El monstruo bicèfalo
El presente es el discurso de inauguración del Primer Congreso de Escritores
Colombianos, pronunciado el 30 de septiembre de 1998 en el auditorio de Comfama,
en Medellín, ante el vicepresidente de la república, Gustavo Bell.
Señor vicepresidente, señora directora de Comfama, amigos escritores:
Que cada quien hable por sí mismo, en nombre propio, y diga lo que tenga que decir
que el hombre nace solo y se muere solo y para eso estamos en Colombia donde por
lo menos, en medio de este desastre, somos libres de irnos y volver cuando
queramos, y de decir y escribir y opinar lo que queramos, así después nos maten. ¡Y
qué importa! Una libertad de semejante magnitud no tiene precio. En uso de esa
libertad espléndida que me confiere Colombia, que a nadie calla, me dirijo a ustedes
esta noche aprovechando que todavía estoy vivo. ¡Y que se callen los muertos! Con
eso de que cualquier vida humana aquí no vale más que unos cuantos pesos, los que
cuesta un sicario... ¡Y adivinen quién lo contrató! Esa es la ventaja de vivir en
Colombia, de morir en Colombia, que uno se va tranquilo sin saber de dónde vino la
bala, si de la derecha o de la izquierda, y así, ignorante el difuntico del causante de su
muerte, sin resentimientos ni rencores, se queda por los siglos de los siglos en la
infinita eternidad de Dios.
Pero una cosa por lo menos para mí sí está muy clara, pese a lo turbias que parecen
que están aquí las aguas: que hoy por hoy el signo de Colombia es la impunidad, que
se le viene a sumar al de la infamia. ¿Cuál infamia? La de siempre, la ignominada, la
que todos padecemos pero que nadie señala como si nadie la viera porque fuera
invisible, y la que nadie nombra como si no tuviera nombre. Y sin embargo sí lo tiene y
sí se ve. Es cuestión de querer nombrarla y verla. Es de ella de la que voy a hablar
aquí, y para empezar les diré que tiene la duración de nuestra historia, la historia de
Colombia.
Ya va para doscientos años que nació esto, un día en que se quebró un florero. ¿Lo
quebraron los criollos? ¿Lo quebraron los peninsulares? Unos y otros lo quebraron
puesto que eran unos mismos: tinterillos de corazón en busca de puesto. Acto
seguido les declaramos la guerra de independencia y se la ganamos. ¿Pero
independencia de qué? ¿De quién? ¿Por qué? ¿De España? España era eso: los
tinterillos, las estampillas, el papel sellado. Pues los tinterillos con sus estampillas y su
papel sellado han pesado desde entonces sobre nosotros y se han parrandeado
nuestro destino. Nosotros lo hemos permitido, nosotros les hemos dejado hacer, la
culpa es nuestra.
¡Cuánta tinta no ha corrido por este país en esos doscientos años en constituciones y
plebiscitos, en ordenanzas y decretos y leyes! Casi tanta como sangre. ¿Y para qué?

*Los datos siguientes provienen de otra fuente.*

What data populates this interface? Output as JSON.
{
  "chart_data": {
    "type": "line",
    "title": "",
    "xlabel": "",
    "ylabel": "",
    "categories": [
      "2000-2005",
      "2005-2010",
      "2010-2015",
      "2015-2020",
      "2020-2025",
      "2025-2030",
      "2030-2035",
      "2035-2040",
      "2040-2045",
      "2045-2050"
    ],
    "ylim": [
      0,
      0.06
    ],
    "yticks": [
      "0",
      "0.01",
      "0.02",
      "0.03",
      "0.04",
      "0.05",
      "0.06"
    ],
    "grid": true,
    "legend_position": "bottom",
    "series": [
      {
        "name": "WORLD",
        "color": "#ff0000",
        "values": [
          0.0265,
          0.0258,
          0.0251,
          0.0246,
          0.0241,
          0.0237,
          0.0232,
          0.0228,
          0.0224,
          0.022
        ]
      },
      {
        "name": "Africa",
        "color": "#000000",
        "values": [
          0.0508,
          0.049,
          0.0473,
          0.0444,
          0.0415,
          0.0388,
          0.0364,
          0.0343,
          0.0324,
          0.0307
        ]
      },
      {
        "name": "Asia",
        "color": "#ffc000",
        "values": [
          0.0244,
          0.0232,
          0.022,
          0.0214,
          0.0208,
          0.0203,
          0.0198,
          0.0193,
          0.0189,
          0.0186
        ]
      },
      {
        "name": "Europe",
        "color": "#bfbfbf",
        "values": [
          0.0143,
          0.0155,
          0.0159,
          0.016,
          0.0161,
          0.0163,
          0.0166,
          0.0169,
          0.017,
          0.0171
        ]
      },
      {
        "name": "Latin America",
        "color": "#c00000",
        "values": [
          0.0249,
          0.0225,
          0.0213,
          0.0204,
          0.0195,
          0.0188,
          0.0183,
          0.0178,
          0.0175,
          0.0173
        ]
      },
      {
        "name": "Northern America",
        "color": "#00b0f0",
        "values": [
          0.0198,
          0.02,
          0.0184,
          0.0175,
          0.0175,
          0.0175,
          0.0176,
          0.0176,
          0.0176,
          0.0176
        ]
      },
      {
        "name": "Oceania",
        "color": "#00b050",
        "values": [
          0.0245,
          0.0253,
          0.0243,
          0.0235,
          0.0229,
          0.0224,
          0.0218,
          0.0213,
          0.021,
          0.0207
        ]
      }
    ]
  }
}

¿Para estar en donde estamos? Me salto las guerras civiles para llegar de carrera al
presente. Me salto las muchas del siglo pasado y la de comienzos de éste, pero no la
de mediados de éste porque de esa a mí me tocó saber de niño, la guerra no
declarada en el campo entre conservadores y liberales, la del machete; un machete
de doble filo, por un lado conservador y por el otro liberal, pero solo y único, cortador
de cabezas. ¿Y cuándo va a llegar la hora en que las palabras «conservador» y
«liberal» se entiendan aquí como lo que son, los nombres de la infamia? ¿Habrá que
esperar a los historiadores del año tres mil para que la etiqueta de la infamia se la
pongan ellos a quienes se la ganaron? ¿O seremos capaces de ponérsela de una vez
nosotros? Y para que no digan que soy un calumniador y que les estoy poniendo a
quienes no debo los calificativos que no debo, y que en un congreso de escritores, y
justamente el primero que se celebra en Colombia, estoy usando mal las palabras, les
voy a recordar unos nombres: El Dovio, Fresno, Irra, Salento, Armero, La Línea,
Letras, Icononzo, Supía, Anserma, Cajamarca, El Águila, Falan. El genocidio de El
Dovio, el genocidio de Fresno, el genocidio de Irra, el genocidio de Salento, el
genocidio de Armero, el genocidio de La Línea, el genocidio de Letras, el genocidio de
Icononzo, el genocidio de Supía, el genocidio de Anserma, el genocidio de Cajamarca,
el genocidio de El Águila, el genocidio de Falan, ¿qué? ¿Nunca ocurrieron?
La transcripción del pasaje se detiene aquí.